Но тут, сегодня, ему показалось, что может быть и искренно всхлипнул этот старик.

«Впрочем — коли жрать нечего, поневоле будешь всхлипывать, — решил он, — всегда натурально выйдет».

Даже сознание какого-то исполненного долга, чувство какого-то удовлетворения наполнило его, когда он, сходя с крыльца театра, стал натягивать перчатки.

— Да и этого скота, Сморчкова, надо проучить, — бормотал он, шагая по тротуару. — Он знает, что нужен — и потому неглижирует обязанностями. Посмотрю, как он запоёт, когда увидит дублёра. — Двух зайцев значит разом: с одной стороны — скота подтянешь, с другой — христианскую добродетель совершишь… Мило!

* * *

Евстафий Игнатьич предложил старику зайти в погребок и выпить пива — там и сговориться.

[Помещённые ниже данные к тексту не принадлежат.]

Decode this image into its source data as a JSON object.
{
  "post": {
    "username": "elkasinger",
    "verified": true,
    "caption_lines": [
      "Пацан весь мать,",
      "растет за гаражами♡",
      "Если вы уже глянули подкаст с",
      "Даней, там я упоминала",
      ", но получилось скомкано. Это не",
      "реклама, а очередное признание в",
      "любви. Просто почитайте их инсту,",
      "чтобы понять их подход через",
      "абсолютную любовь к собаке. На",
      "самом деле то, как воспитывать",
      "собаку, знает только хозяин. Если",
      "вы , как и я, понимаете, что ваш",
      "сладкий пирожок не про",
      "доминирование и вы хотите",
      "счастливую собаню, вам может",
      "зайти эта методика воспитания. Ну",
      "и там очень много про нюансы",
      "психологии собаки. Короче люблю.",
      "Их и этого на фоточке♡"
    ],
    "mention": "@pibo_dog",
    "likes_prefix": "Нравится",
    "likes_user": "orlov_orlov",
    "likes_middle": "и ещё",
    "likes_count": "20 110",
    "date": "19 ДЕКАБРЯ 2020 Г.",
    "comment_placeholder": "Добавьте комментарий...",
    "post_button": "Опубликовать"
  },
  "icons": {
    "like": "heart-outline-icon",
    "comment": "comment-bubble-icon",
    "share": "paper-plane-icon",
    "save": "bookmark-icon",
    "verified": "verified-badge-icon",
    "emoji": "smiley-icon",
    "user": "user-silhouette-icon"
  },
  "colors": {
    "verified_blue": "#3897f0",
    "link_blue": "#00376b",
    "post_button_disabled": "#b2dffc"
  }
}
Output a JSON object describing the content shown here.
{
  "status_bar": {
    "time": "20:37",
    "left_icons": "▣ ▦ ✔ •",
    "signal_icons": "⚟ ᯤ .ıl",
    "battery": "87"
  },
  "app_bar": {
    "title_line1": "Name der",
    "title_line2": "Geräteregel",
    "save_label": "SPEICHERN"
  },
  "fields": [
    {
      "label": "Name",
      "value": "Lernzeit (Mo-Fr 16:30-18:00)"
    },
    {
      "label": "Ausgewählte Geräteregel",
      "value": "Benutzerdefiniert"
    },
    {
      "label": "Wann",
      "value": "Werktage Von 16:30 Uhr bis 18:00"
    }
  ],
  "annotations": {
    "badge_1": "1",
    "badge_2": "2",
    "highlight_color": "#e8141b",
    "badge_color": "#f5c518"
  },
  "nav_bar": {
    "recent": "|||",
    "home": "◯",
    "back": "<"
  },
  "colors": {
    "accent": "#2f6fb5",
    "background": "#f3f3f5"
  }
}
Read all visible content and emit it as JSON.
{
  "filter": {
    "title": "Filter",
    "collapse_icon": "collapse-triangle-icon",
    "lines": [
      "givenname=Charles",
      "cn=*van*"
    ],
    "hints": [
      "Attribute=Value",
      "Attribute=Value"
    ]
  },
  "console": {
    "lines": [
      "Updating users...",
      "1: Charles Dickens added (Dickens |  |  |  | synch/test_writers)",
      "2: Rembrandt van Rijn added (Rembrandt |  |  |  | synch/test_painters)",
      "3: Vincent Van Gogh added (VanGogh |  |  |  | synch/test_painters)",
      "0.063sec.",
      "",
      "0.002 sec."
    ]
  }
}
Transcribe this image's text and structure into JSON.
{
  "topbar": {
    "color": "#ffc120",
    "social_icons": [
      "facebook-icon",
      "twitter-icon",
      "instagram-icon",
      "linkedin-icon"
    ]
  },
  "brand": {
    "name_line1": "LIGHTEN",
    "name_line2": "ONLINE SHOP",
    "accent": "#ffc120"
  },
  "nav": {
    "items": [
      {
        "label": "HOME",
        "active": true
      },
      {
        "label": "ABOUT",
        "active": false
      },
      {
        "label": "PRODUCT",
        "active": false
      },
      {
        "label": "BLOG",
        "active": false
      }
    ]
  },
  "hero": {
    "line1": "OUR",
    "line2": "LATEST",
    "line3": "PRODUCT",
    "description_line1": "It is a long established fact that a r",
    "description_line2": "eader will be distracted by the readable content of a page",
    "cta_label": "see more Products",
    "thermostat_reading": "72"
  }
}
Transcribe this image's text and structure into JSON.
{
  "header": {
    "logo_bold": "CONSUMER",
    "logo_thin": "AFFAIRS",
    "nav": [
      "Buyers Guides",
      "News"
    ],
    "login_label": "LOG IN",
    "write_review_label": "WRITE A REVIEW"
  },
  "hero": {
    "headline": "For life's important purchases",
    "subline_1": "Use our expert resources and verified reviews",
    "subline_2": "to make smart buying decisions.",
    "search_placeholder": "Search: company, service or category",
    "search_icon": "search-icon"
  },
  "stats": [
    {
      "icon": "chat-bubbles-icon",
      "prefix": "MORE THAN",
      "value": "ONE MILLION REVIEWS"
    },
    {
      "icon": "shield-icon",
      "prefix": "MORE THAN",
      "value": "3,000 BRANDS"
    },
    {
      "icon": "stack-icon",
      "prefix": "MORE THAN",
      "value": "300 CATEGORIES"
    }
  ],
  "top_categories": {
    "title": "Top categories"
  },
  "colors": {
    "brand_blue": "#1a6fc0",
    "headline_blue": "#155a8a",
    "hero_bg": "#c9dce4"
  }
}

— Влюблён, влюблён в вашу дочку был, — говорил он после третьего стакана. — Я тогда ещё суфлёром был. Всех она своим вниманием дарила, о всех помнила. Бывало всё жалованье раздаст. У меня до сих пор её подарочек — портсигар серебряный — после своего бенефиса она подарила. Доброты была несказанной.

Курепин отлично знал, что его Надя была несказанной доброты, и ему решительно не надо было этого напоминать и рассказывать. Но приходилось из вежливости слушать.

— А уж талант-то был, талант! Ей, — кабы в Петербург или Москву вовремя она попала — уж какая бы её судьба была!.. Скажите — ну, а как же несчастье это с нею произошло?

Он не любил вспоминать про «несчастье». Ну что вспоминать? Охота переживать старое горе, старые затянутые раны ворошить. Но тут неловко было отказать.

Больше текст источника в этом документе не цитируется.